—Y bien, ¿cuál es tu situación en el FBI? —Marino creyó que debía preguntar, ya que ella le vacilaba y le decía lo que tenía que hacer.
—De momento estoy en el grupo de trabajo conjunto de atracos a bancos. Y soy la principal coordinadora del Centro Nacional para el Análisis de Delitos Violentos.
La división de atracos bancarios era un cajón de sastre, el grupo de trabajo más antiguo de Estados Unidos, que comprendía a investigadores del Departamento de Policía de Nueva York y agentes del FBI que manejaban de todo, desde atracos a bancos, secuestros y acosos hasta crímenes en alta mar, como agresiones sexuales en cruceros y piratería. A Marino no tenía que sorprenderle que esta división estuviese involucrada en un caso en que los federales estaban interesados, pero ¿el Centro Nacional para el Análisis de Delitos Violentos? En otras palabras: una coordinadora de la Unidad de Análisis de la Conducta. En otras palabras: Quantico. Marino no se esperaba eso, hostia. La agente especial Marty Lanier era lo que Marino seguía considerando una elaboradora de perfiles, lo que había sido Benton. Comprendió un poco mejor la reticencia de la agente a hablar por teléfono. El FBI andaba tras algo serio.

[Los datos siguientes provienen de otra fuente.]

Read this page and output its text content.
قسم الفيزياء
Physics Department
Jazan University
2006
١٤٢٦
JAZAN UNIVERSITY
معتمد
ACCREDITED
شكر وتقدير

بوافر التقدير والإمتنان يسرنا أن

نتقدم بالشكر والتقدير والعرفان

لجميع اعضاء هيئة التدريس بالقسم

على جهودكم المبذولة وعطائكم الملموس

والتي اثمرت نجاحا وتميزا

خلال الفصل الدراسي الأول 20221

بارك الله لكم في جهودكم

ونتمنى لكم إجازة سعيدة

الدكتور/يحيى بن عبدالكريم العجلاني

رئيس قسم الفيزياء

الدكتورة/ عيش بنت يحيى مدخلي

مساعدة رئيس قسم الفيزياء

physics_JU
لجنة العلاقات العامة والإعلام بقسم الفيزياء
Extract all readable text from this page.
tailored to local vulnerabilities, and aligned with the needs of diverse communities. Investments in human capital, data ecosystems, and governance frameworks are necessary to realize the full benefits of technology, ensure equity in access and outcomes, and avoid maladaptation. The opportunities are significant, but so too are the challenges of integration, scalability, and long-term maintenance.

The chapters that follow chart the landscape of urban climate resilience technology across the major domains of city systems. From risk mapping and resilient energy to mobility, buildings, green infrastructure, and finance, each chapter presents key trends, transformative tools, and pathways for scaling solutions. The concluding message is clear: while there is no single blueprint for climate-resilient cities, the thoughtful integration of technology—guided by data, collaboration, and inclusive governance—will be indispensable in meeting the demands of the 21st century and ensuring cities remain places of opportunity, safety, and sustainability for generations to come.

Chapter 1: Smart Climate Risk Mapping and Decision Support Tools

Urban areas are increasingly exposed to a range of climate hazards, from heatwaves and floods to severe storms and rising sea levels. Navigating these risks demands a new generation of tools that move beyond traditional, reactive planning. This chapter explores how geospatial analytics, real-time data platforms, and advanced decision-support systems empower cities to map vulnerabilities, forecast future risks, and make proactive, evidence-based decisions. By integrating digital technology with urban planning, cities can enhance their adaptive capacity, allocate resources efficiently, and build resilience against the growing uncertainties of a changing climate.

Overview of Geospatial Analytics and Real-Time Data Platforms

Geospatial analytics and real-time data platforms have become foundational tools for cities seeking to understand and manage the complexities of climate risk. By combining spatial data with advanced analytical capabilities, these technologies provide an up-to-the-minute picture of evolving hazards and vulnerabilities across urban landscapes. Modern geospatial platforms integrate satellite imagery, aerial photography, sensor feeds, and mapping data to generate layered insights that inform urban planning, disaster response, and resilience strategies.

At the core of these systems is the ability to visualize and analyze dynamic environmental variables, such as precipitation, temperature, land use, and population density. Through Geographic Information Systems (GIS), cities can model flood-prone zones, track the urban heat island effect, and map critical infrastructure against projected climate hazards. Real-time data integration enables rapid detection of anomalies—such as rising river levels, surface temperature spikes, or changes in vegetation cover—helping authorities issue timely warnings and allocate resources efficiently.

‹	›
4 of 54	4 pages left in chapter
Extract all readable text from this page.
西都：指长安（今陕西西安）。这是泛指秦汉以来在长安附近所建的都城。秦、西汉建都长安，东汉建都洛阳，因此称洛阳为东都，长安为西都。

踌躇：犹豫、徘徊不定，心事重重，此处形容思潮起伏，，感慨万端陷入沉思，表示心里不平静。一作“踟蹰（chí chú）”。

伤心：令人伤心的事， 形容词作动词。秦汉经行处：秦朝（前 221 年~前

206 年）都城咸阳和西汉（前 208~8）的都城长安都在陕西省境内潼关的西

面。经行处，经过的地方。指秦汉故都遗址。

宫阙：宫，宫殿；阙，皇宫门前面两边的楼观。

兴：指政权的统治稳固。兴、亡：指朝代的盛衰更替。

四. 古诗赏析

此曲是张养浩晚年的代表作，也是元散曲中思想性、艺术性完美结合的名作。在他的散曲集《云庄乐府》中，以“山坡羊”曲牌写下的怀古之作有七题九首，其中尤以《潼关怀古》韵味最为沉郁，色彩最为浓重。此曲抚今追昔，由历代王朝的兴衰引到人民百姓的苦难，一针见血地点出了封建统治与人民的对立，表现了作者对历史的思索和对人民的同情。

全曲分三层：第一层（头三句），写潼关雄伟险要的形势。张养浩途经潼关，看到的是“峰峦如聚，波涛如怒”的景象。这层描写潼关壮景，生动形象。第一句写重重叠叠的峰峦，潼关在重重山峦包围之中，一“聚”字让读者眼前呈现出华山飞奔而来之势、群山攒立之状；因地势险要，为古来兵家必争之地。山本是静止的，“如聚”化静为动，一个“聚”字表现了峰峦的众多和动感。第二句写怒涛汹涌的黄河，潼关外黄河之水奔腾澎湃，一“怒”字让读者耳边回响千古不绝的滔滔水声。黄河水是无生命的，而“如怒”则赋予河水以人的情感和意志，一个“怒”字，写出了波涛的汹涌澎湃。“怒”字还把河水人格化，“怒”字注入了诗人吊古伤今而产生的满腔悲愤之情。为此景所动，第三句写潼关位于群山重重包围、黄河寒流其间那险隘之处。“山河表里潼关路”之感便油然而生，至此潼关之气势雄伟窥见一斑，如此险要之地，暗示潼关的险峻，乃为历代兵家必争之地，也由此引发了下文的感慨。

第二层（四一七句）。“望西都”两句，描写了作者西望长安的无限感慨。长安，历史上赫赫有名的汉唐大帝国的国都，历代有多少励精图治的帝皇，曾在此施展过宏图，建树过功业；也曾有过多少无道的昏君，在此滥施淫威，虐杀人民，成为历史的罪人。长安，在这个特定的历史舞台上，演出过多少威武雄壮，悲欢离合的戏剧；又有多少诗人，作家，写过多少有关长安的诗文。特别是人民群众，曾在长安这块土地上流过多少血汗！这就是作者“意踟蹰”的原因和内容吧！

—¿Sugieres que Quantico está relacionado con lo sucedido en Central Park West?
—Te veré hoy, más tarde —fue su respuesta y cómo terminó la conversación.
Sólo unos minutos lo separaban del edificio de Scarpetta, en el cuarenta y poco de la Octava Avenida, en el corazón de Times Square. Las vallas publicitarias iluminadas, los carteles de vinilo, los logotipos y las brillantes pantallas multicolor le recordaron al RTCC; había taxis pero no demasiada gente en la calle, y Marino se preguntó qué traería el día. ¿El público se asustaría y no utilizaría taxis por Carley Crispin y lo que había filtrado? Lo dudaba. Esto era Nueva York. El peor momento de pánico que había presenciado ni siquiera era el 11 de septiembre, sino la economía. Era lo que llevaba meses viendo, el terrorismo de Wall Street, las desastrosas pérdidas financieras y el miedo crónico a que todo sólo iba a empeorar. Era mucho más probable que te destrozara el quedarte sin blanca que el supuesto asesino en serie de un taxi amarillo. Si no tenías un puto centavo, no podías permitirte un puto taxi y era mucho más preocupante acabar en la puta calle que morir de un porrazo mientras hacías
jogging.
En Columbus Circle, la pantalla de la CNN mostraba otras noticias que no guardaban relación con Scarpetta ni
El informe Crispin
, algo acerca de Pete Townshend y The Who en el teletipo, rojo brillante contra la noche. Tal vez el FBI convocaba una reunión de urgencia porque Scarpetta había despotricado contra ellos en público, había dicho que los perfiles estaban anticuados. Cuando alguien de su nivel hacía una afirmación así, se tomaba muy en serio y no se olvidaba fácilmente. Aunque no lo hubiese dicho, o lo hubiese dicho en privado; estaba fuera de contexto y se había malinterpretado.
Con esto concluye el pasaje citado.